I know, that two metrics $d_1$ and $d_2$ on $X$ are equivalent, if every set, that is open regarding $d_1$, is also open regarding $d_2$. But i have no idea how to show that.
Let $d_1$ be the standard metric on $\mathbb{R}$ ($d_1(x, y)=|x-y|$), and let $d_2=d_a$, with $d_a(x,y)=|arctan(x)-arctan(y)|$ be a metric on $\mathbb{R}$.
Can someone show me how to show, that these two metrics are equivalent? (Without using homeomorphisms)

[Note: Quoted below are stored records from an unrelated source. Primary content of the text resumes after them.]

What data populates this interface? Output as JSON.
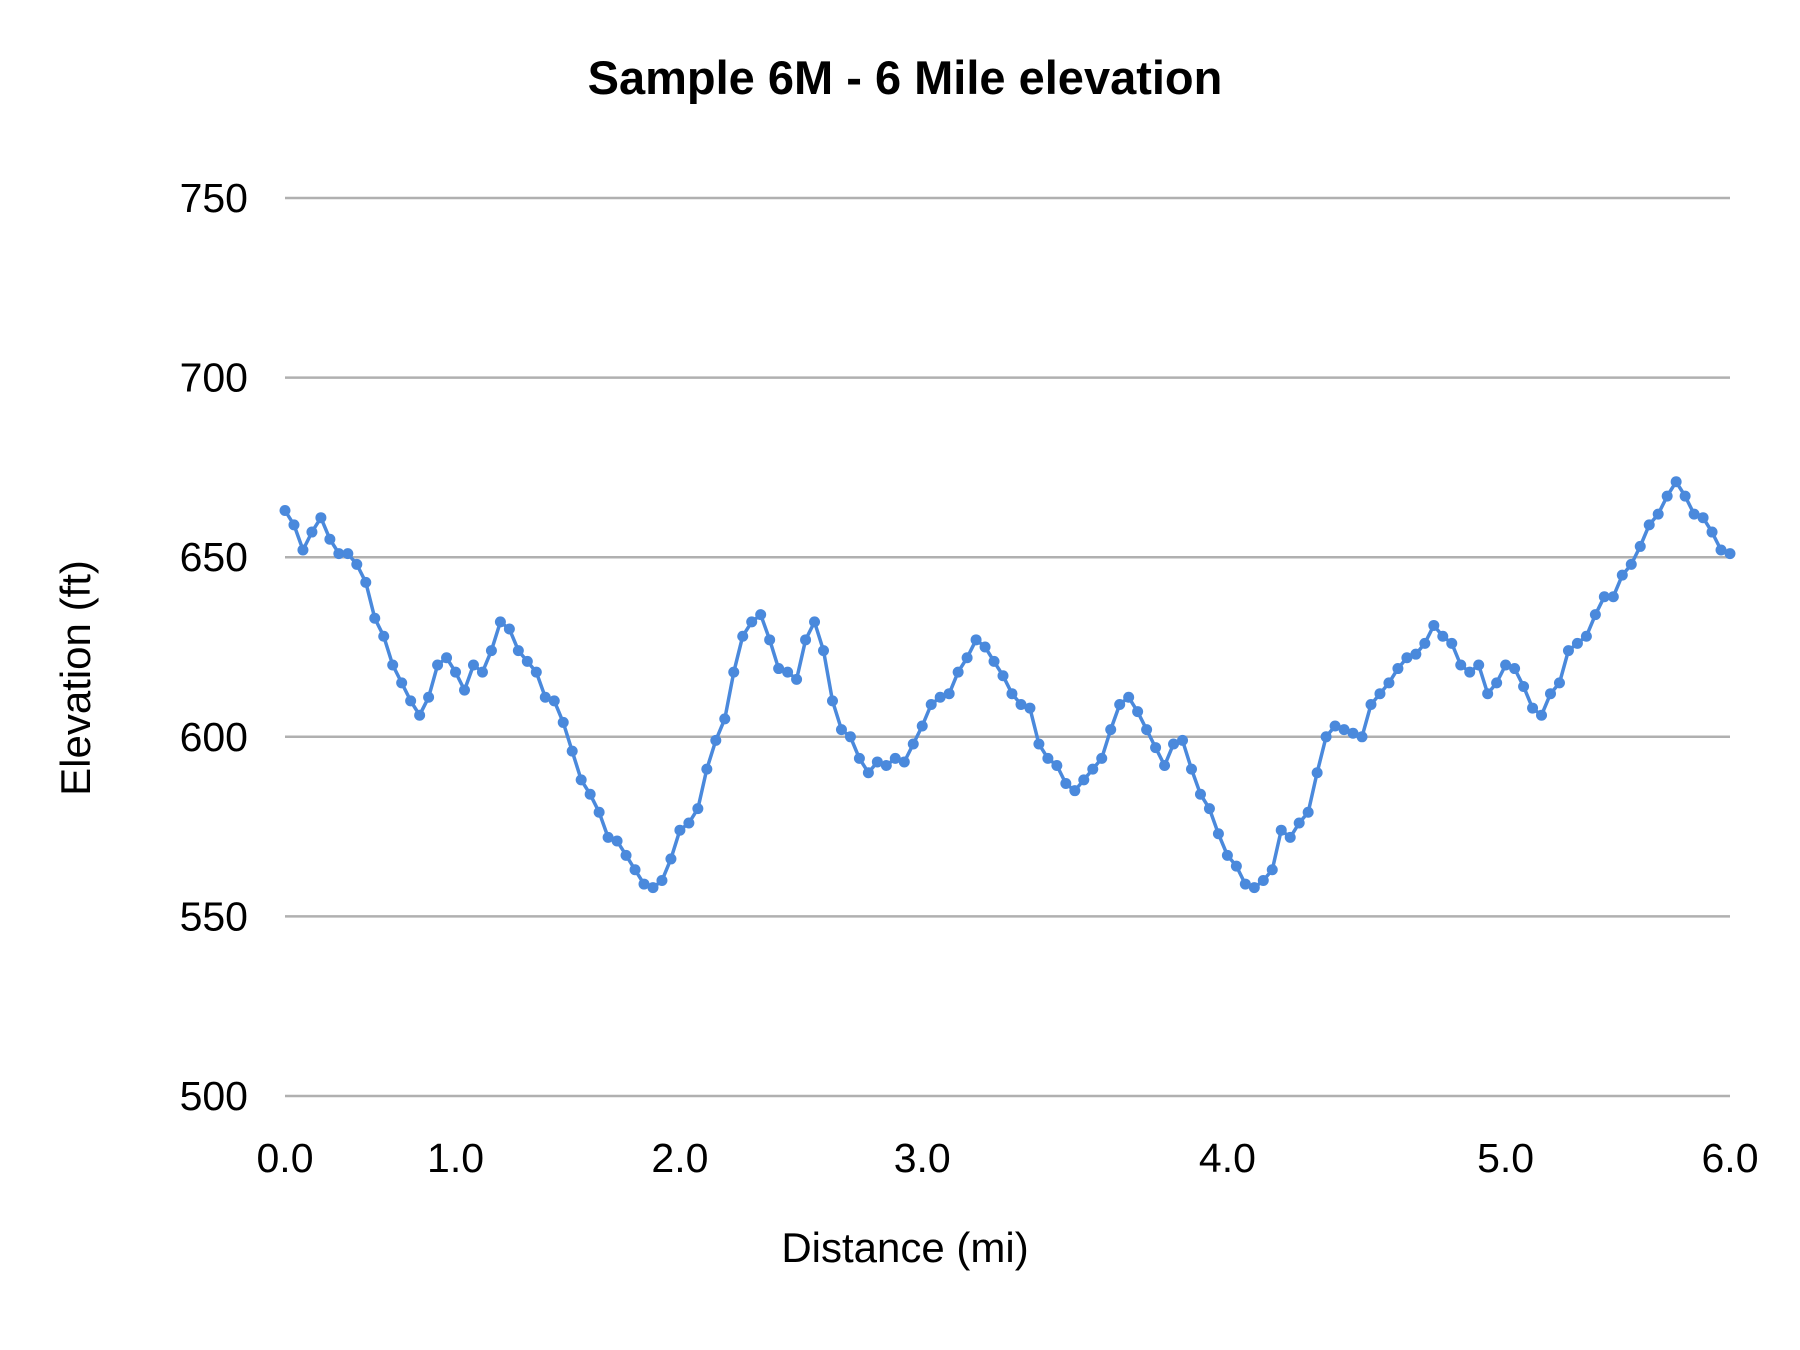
{
  "chart_data": {
    "type": "line",
    "title": "Sample 6M - 6 Mile elevation",
    "xlabel": "Distance (mi)",
    "ylabel": "Elevation (ft)",
    "ylim": [
      500,
      750
    ],
    "y_ticks": [
      "500",
      "550",
      "600",
      "650",
      "700",
      "750"
    ],
    "x_ticks": [
      {
        "label": "0.0",
        "index": 0
      },
      {
        "label": "1.0",
        "index": 19
      },
      {
        "label": "2.0",
        "index": 44
      },
      {
        "label": "3.0",
        "index": 71
      },
      {
        "label": "4.0",
        "index": 105
      },
      {
        "label": "5.0",
        "index": 136
      },
      {
        "label": "6.0",
        "index": 161
      }
    ],
    "grid": "horizontal",
    "markers": true,
    "line_color": "#4a89dc",
    "grid_color": "#b0b0b0",
    "values": [
      663,
      659,
      652,
      657,
      661,
      655,
      651,
      651,
      648,
      643,
      633,
      628,
      620,
      615,
      610,
      606,
      611,
      620,
      622,
      618,
      613,
      620,
      618,
      624,
      632,
      630,
      624,
      621,
      618,
      611,
      610,
      604,
      596,
      588,
      584,
      579,
      572,
      571,
      567,
      563,
      559,
      558,
      560,
      566,
      574,
      576,
      580,
      591,
      599,
      605,
      618,
      628,
      632,
      634,
      627,
      619,
      618,
      616,
      627,
      632,
      624,
      610,
      602,
      600,
      594,
      590,
      593,
      592,
      594,
      593,
      598,
      603,
      609,
      611,
      612,
      618,
      622,
      627,
      625,
      621,
      617,
      612,
      609,
      608,
      598,
      594,
      592,
      587,
      585,
      588,
      591,
      594,
      602,
      609,
      611,
      607,
      602,
      597,
      592,
      598,
      599,
      591,
      584,
      580,
      573,
      567,
      564,
      559,
      558,
      560,
      563,
      574,
      572,
      576,
      579,
      590,
      600,
      603,
      602,
      601,
      600,
      609,
      612,
      615,
      619,
      622,
      623,
      626,
      631,
      628,
      626,
      620,
      618,
      620,
      612,
      615,
      620,
      619,
      614,
      608,
      606,
      612,
      615,
      624,
      626,
      628,
      634,
      639,
      639,
      645,
      648,
      653,
      659,
      662,
      667,
      671,
      667,
      662,
      661,
      657,
      652,
      651
    ]
  }
}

I know that for two equivalent metrics $d_1$ and $d_2$ on $X$, every sequence in $X$ converges regarding $d_1$, iff it converges regarding $d_2$.

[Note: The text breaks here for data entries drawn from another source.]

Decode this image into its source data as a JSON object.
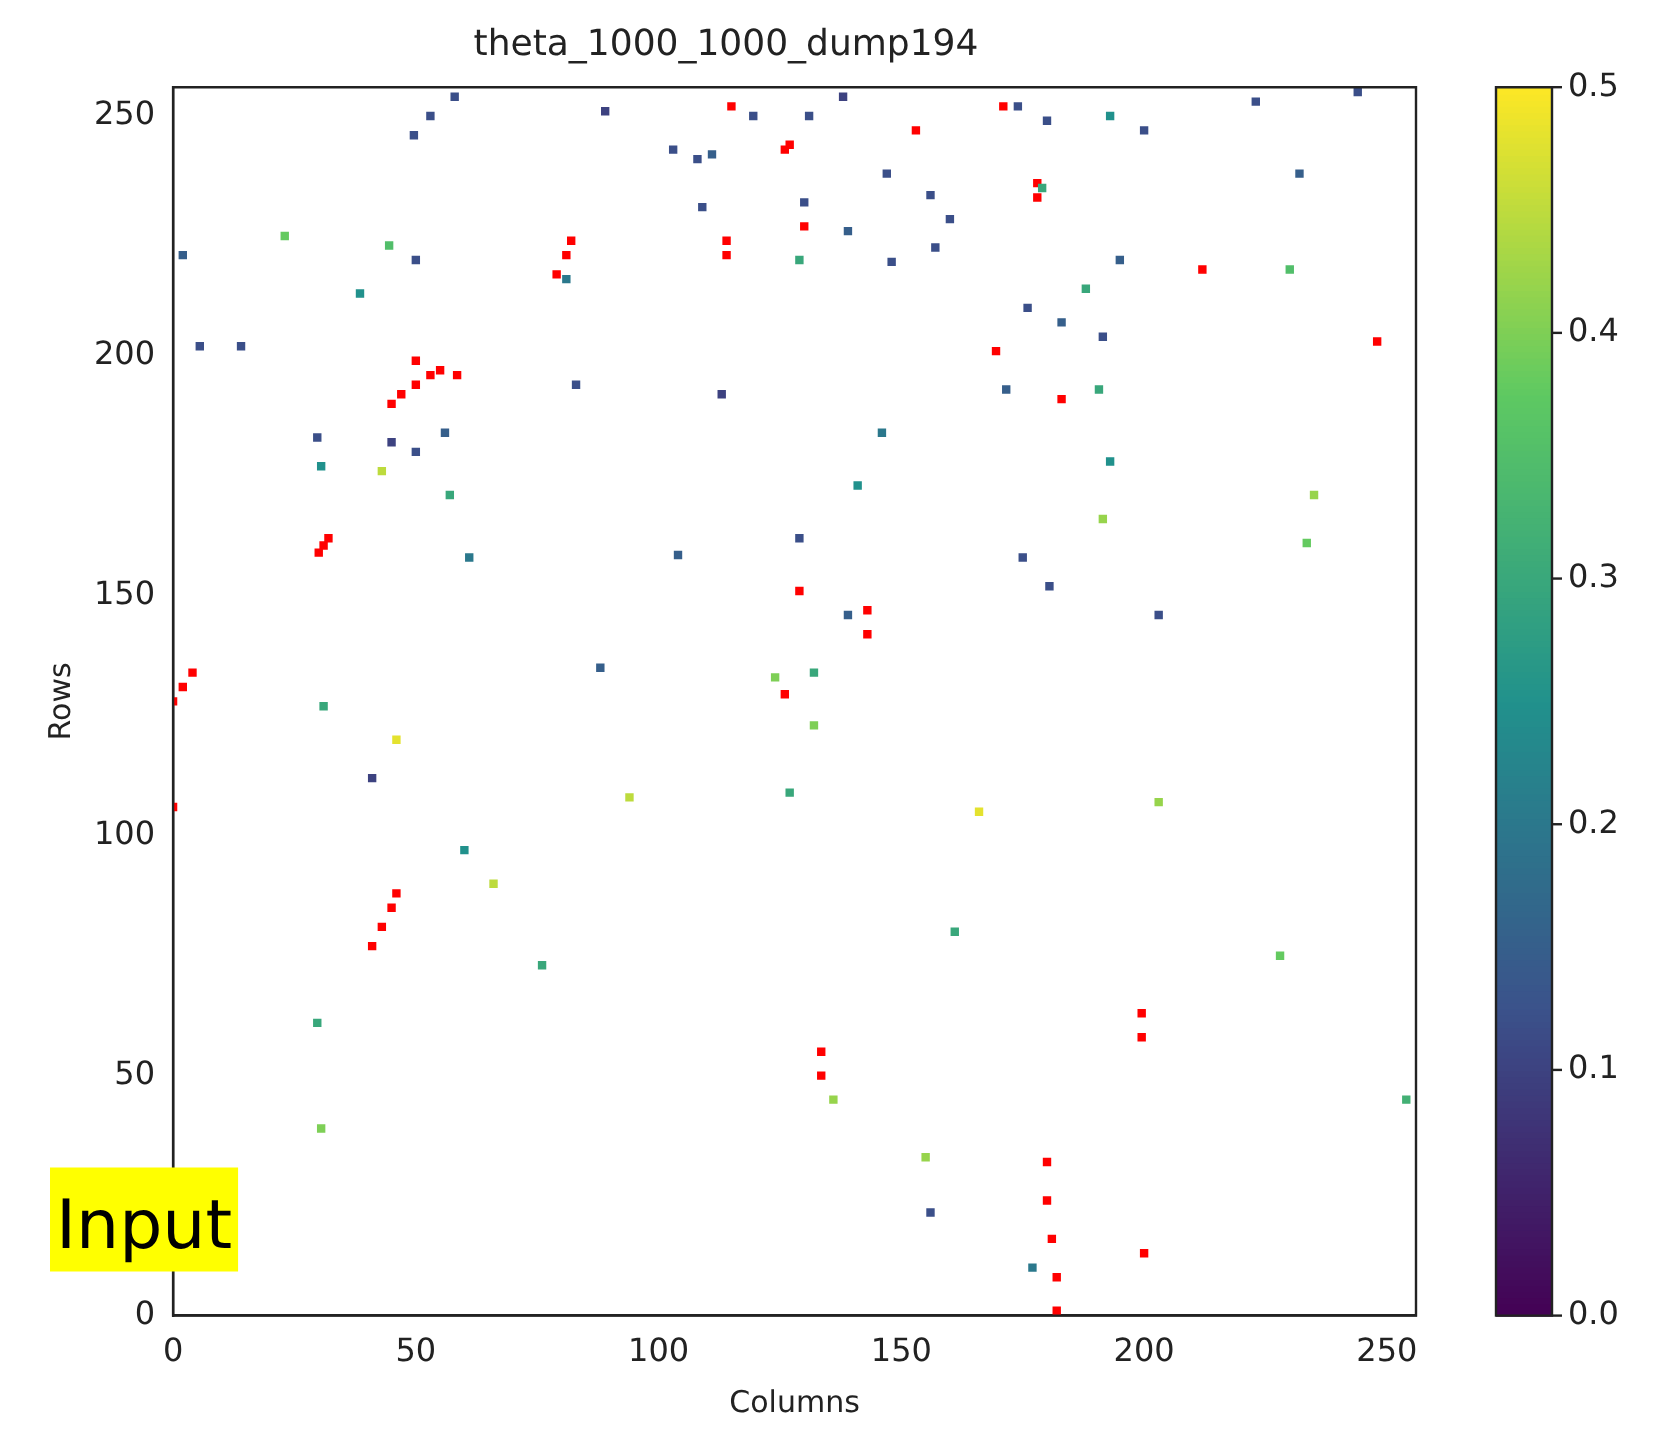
{
  "chart_data": {
    "type": "scatter",
    "title": "theta_1000_1000_dump194",
    "xlabel": "Columns",
    "ylabel": "Rows",
    "xlim": [
      0,
      256
    ],
    "ylim": [
      0,
      256
    ],
    "xticks": [
      0,
      50,
      100,
      150,
      200,
      250
    ],
    "yticks": [
      0,
      50,
      100,
      150,
      200,
      250
    ],
    "clim": [
      0,
      0.5
    ],
    "cticks": [
      {
        "value": 0,
        "label": "0.0"
      },
      0.1,
      0.2,
      0.3,
      0.4,
      0.5
    ],
    "grid": false,
    "legend": false,
    "marker": "square",
    "annotations": [
      "Input"
    ],
    "series": [
      {
        "x": [
          2,
          5.5,
          14,
          23,
          44.5,
          50,
          38.5,
          58,
          53,
          49.6,
          29.7,
          30.5,
          45,
          50,
          56,
          57,
          43,
          61,
          83,
          113,
          88,
          31,
          46,
          41,
          60,
          66,
          94,
          76,
          29.7,
          30.5,
          127,
          132,
          166,
          203,
          161,
          228,
          136,
          254,
          155,
          156,
          177,
          138,
          131,
          174,
          180,
          193,
          200,
          223,
          244,
          232,
          147,
          156,
          130,
          160,
          139,
          157,
          148,
          129,
          195,
          230,
          188,
          179,
          176,
          183,
          191.5,
          171.6,
          190.7,
          146,
          193,
          141,
          235,
          191.5,
          233.5,
          129,
          175,
          180.5,
          203,
          139,
          132,
          89,
          103,
          108,
          111,
          119.5,
          109,
          81,
          104,
          124
        ],
        "values": [
          221,
          202,
          202,
          225,
          223,
          220,
          213,
          254,
          250,
          246,
          183,
          177,
          182,
          180,
          184,
          171,
          176,
          158,
          194,
          192,
          135,
          127,
          120,
          112,
          97,
          90,
          108,
          73,
          61,
          39,
          109,
          123,
          105,
          107,
          80,
          75,
          45,
          45,
          33,
          21.5,
          10,
          254,
          250,
          252,
          249,
          250,
          247,
          253,
          255,
          238,
          238,
          233.5,
          232,
          228.5,
          226,
          222.6,
          219.6,
          220,
          220,
          218,
          214,
          235,
          210,
          207,
          204,
          193,
          193,
          184,
          178,
          173,
          171,
          166,
          161,
          162,
          158,
          152,
          146,
          146,
          134,
          251,
          243,
          241,
          242,
          250,
          231,
          216,
          158.5,
          133
        ],
        "cvalues": [
          0.15,
          0.12,
          0.12,
          0.38,
          0.35,
          0.12,
          0.25,
          0.12,
          0.12,
          0.12,
          0.12,
          0.25,
          0.1,
          0.12,
          0.15,
          0.3,
          0.45,
          0.2,
          0.12,
          0.1,
          0.15,
          0.3,
          0.48,
          0.1,
          0.25,
          0.45,
          0.45,
          0.3,
          0.3,
          0.4,
          0.3,
          0.4,
          0.48,
          0.42,
          0.3,
          0.38,
          0.42,
          0.32,
          0.42,
          0.12,
          0.2,
          0.1,
          0.12,
          0.12,
          0.12,
          0.25,
          0.12,
          0.12,
          0.12,
          0.15,
          0.12,
          0.12,
          0.12,
          0.12,
          0.15,
          0.12,
          0.12,
          0.3,
          0.15,
          0.35,
          0.3,
          0.3,
          0.12,
          0.15,
          0.12,
          0.15,
          0.3,
          0.2,
          0.25,
          0.25,
          0.42,
          0.42,
          0.38,
          0.12,
          0.12,
          0.12,
          0.12,
          0.15,
          0.3,
          0.1,
          0.12,
          0.12,
          0.15,
          0.12,
          0.12,
          0.2,
          0.15,
          0.4
        ],
        "colors": [
          "#365f8b",
          "#3b4f89",
          "#3b4f89",
          "#64ca60",
          "#52be6a",
          "#3b4f89",
          "#21918c",
          "#3b4f89",
          "#3b4f89",
          "#3b4f89",
          "#3b4f89",
          "#21918c",
          "#3d4280",
          "#3b4f89",
          "#365f8b",
          "#39a77b",
          "#bddb3d",
          "#2b788c",
          "#3b4f89",
          "#3d4280",
          "#365f8b",
          "#39a77b",
          "#e4e22f",
          "#3d4280",
          "#21918c",
          "#bddb3d",
          "#bddb3d",
          "#39a77b",
          "#39a77b",
          "#7ecf56",
          "#39a77b",
          "#7ecf56",
          "#e4e22f",
          "#97d44c",
          "#39a77b",
          "#64ca60",
          "#97d44c",
          "#43b074",
          "#97d44c",
          "#3b4f89",
          "#2b788c",
          "#3d4280",
          "#3b4f89",
          "#3b4f89",
          "#3b4f89",
          "#21918c",
          "#3b4f89",
          "#3b4f89",
          "#3b4f89",
          "#365f8b",
          "#3b4f89",
          "#3b4f89",
          "#3b4f89",
          "#3b4f89",
          "#365f8b",
          "#3b4f89",
          "#3b4f89",
          "#39a77b",
          "#365f8b",
          "#52be6a",
          "#39a77b",
          "#39a77b",
          "#3b4f89",
          "#365f8b",
          "#3b4f89",
          "#365f8b",
          "#39a77b",
          "#2b788c",
          "#21918c",
          "#21918c",
          "#97d44c",
          "#97d44c",
          "#64ca60",
          "#3b4f89",
          "#3b4f89",
          "#3b4f89",
          "#3b4f89",
          "#365f8b",
          "#39a77b",
          "#3d4280",
          "#3b4f89",
          "#3b4f89",
          "#365f8b",
          "#3b4f89",
          "#3b4f89",
          "#2b788c",
          "#365f8b",
          "#7ecf56"
        ]
      },
      {
        "color": "#ff0000",
        "x": [
          0,
          2,
          4,
          0,
          79,
          81,
          82,
          114,
          114,
          115,
          126,
          45,
          47,
          50,
          53,
          55,
          50,
          58.5,
          30,
          31,
          32,
          41,
          43,
          45,
          46,
          171,
          153,
          178,
          178,
          130,
          127,
          212,
          248,
          169.5,
          183,
          129,
          143,
          143,
          126,
          133.5,
          133.5,
          199.5,
          199.5,
          180,
          180,
          181,
          182,
          182,
          200
        ],
        "values": [
          128,
          131,
          134,
          106,
          217,
          221,
          224,
          221,
          224,
          252,
          243,
          190,
          192,
          194,
          196,
          197,
          199,
          196,
          159,
          160.5,
          162,
          77,
          81,
          85,
          88,
          252,
          247,
          233,
          236,
          227,
          244,
          218,
          203,
          201,
          191,
          151,
          142,
          147,
          129.5,
          50,
          55,
          58,
          63,
          32,
          24,
          16,
          8,
          1,
          13
        ]
      }
    ]
  }
}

But that propably doesn’t mean, that every Cauchy sequence regarding $d_1$ is also a Cauchy sequence regarding $d_2$, right?
Last question: Is „regarding“ used correctly?
The map $\arctan\colon\mathbb R\longrightarrow\left(-\frac\pi2,\frac\pi2\right)$ is a homeomorphism. This is equivalent to the assertion that $\operatorname{Id}\colon(\mathbb R,d_1)\longrightarrow(\mathbb R,d_2)$ is a homeomorphism, which in turn is equivalent to the assertion that the metrics $d_1$ and $d_2$ are qeuivalent.
On the other hand, note that the sequence $1,2,3,\ldots$ is a Cauchy sequence in $(\mathbb R,d_2)$, but not in $(\mathbb R,d_1)$.